Déclarer des revenus fonciers revient à choisir une méthode de calcul, puis à saisir les bons montants aux bonnes lignes. Entre micro-foncier et régime réel, les règles diffèrent, notamment sur les charges déductibles et les annexes à compléter.
Première étape : déterminer le régime applicable
Lorsque vos loyers annuels ne dépassent pas 15 000 euros, deux options existent : le micro-foncier (simplifié) ou le régime réel (avec détail des charges). Plus d’un tiers des contribuables déclarant des revenus fonciers retiennent le micro-foncier, notamment car il évite une annexe dédiée et applique une déduction forfaitaire.

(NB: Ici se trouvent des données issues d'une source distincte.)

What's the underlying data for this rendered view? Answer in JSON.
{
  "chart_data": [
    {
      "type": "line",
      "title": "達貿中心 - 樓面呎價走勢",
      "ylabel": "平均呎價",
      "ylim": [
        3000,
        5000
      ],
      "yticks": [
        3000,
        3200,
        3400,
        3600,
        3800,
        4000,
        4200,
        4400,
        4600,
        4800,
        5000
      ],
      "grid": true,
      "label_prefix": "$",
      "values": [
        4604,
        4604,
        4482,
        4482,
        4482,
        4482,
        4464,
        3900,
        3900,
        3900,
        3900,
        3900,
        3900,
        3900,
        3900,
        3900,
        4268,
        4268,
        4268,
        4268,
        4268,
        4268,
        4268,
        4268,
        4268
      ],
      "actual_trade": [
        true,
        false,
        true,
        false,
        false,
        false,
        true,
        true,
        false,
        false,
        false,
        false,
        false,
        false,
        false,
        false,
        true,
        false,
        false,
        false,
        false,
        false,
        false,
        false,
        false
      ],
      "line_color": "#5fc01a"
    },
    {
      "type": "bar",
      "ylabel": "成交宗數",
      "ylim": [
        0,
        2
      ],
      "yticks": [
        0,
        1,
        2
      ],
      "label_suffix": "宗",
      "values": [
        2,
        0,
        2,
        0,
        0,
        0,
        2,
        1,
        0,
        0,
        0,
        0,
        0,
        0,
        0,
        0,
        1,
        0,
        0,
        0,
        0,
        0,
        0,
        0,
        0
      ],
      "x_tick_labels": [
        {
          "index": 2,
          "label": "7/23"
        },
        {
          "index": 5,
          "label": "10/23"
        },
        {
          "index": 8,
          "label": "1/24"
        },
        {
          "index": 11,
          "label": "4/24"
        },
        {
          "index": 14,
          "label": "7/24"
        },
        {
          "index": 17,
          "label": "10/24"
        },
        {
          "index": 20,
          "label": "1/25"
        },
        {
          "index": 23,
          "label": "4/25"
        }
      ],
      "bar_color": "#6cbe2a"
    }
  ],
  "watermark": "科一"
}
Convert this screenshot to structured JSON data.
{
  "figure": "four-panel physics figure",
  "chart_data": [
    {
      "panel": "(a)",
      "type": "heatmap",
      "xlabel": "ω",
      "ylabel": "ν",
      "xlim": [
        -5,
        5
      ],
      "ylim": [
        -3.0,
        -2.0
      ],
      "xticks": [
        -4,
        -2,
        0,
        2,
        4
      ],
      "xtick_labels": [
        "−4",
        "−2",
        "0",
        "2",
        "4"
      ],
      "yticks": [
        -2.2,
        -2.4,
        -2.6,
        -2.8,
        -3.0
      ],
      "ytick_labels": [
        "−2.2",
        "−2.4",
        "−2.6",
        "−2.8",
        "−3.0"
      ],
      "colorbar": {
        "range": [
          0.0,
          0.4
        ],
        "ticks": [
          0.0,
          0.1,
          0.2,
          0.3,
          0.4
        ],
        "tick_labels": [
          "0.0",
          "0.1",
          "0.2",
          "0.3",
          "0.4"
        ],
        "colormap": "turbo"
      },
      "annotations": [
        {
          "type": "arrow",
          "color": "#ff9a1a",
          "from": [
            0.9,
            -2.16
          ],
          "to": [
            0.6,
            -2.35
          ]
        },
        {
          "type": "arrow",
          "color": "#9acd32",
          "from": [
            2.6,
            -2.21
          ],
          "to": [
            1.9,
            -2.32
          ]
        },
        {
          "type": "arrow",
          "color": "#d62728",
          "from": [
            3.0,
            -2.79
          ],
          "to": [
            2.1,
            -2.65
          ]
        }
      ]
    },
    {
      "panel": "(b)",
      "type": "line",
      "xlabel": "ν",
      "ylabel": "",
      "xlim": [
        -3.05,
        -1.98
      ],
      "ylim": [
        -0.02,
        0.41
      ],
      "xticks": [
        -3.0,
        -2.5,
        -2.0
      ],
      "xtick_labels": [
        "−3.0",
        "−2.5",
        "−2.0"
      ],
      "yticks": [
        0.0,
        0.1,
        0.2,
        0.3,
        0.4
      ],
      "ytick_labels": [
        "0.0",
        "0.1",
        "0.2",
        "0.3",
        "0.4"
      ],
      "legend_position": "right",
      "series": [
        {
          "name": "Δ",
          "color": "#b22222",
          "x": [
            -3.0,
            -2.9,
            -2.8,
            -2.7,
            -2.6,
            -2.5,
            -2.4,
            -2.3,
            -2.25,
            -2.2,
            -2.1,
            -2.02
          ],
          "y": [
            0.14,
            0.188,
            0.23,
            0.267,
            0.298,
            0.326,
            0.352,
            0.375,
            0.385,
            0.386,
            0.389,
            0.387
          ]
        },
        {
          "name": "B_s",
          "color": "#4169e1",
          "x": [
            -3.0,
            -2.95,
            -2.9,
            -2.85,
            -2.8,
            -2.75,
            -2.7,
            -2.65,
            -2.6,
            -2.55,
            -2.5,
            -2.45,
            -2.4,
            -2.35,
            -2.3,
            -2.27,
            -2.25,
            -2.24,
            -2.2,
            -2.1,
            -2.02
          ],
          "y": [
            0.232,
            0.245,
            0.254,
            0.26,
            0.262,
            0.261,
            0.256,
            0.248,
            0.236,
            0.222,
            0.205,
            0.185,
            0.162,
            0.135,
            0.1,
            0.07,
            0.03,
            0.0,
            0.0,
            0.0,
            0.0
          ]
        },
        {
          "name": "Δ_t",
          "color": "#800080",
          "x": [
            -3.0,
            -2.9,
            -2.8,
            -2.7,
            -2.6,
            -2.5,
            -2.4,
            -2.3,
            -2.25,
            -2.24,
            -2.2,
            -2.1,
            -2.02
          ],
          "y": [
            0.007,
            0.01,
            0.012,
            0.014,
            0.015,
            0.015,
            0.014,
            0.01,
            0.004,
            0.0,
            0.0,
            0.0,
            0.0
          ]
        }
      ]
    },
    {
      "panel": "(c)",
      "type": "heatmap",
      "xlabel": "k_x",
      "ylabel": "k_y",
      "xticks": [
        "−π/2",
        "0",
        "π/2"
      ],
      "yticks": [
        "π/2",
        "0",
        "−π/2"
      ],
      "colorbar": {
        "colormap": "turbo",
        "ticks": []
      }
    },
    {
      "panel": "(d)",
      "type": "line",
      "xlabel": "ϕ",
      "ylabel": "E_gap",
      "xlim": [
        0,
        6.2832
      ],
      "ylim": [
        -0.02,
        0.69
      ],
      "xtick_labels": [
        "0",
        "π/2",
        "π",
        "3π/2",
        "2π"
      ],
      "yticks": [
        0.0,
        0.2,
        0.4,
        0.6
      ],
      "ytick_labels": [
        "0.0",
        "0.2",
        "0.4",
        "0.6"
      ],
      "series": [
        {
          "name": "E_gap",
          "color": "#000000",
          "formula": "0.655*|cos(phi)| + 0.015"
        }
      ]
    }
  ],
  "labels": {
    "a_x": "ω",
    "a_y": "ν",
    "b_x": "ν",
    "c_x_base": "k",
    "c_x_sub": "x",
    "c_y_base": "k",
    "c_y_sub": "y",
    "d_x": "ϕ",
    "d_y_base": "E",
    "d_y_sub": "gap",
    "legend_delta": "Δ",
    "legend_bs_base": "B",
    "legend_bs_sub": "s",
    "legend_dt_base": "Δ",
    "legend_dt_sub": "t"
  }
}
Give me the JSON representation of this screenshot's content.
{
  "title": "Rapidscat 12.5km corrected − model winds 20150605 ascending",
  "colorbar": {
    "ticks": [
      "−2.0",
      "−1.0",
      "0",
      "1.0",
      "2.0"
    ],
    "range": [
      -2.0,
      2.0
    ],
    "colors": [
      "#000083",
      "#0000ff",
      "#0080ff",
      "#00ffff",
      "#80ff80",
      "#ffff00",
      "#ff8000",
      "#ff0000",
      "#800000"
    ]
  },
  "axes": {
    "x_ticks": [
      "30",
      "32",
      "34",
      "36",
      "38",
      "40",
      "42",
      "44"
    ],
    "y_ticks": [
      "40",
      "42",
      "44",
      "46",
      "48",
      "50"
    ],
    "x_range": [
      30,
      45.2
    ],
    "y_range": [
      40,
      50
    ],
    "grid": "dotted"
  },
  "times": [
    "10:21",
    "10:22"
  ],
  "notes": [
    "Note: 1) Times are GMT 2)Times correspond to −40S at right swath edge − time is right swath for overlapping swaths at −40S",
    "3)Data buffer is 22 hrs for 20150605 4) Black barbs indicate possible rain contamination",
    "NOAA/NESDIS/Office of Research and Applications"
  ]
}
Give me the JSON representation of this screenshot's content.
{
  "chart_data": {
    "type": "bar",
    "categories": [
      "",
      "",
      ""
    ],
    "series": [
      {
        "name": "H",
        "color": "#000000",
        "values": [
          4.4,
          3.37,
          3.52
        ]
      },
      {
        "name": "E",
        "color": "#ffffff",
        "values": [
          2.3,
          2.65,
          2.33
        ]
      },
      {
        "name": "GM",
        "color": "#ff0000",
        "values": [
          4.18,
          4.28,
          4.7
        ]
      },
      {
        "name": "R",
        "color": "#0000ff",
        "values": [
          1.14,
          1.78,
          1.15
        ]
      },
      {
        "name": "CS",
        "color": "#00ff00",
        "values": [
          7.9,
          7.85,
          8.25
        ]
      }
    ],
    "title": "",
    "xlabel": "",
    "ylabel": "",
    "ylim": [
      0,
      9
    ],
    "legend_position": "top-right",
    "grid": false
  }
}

Sur la déclaration en ligne, le choix intervient dès le début de l’étape 3. Dans la rubrique « Revenus », il faut cocher soit « Micro foncier : recettes brutes n'excédant pas 15 000 euros / location non meublée », soit « Revenus fonciers / location non meublée ».
Si vos recettes locatives dépassent 15 000 euros, le régime réel s’impose et implique une annexe 2044. Si vous êtes en dessous de ce seuil mais choisissez le réel, l’option est irrévocable pendant 3 ans (revenus 2025, 2026 et 2027). Par ailleurs, « vous ne pouvez pas déclarer un de vos biens selon le régime micro foncier et l'autre selon le régime réel ».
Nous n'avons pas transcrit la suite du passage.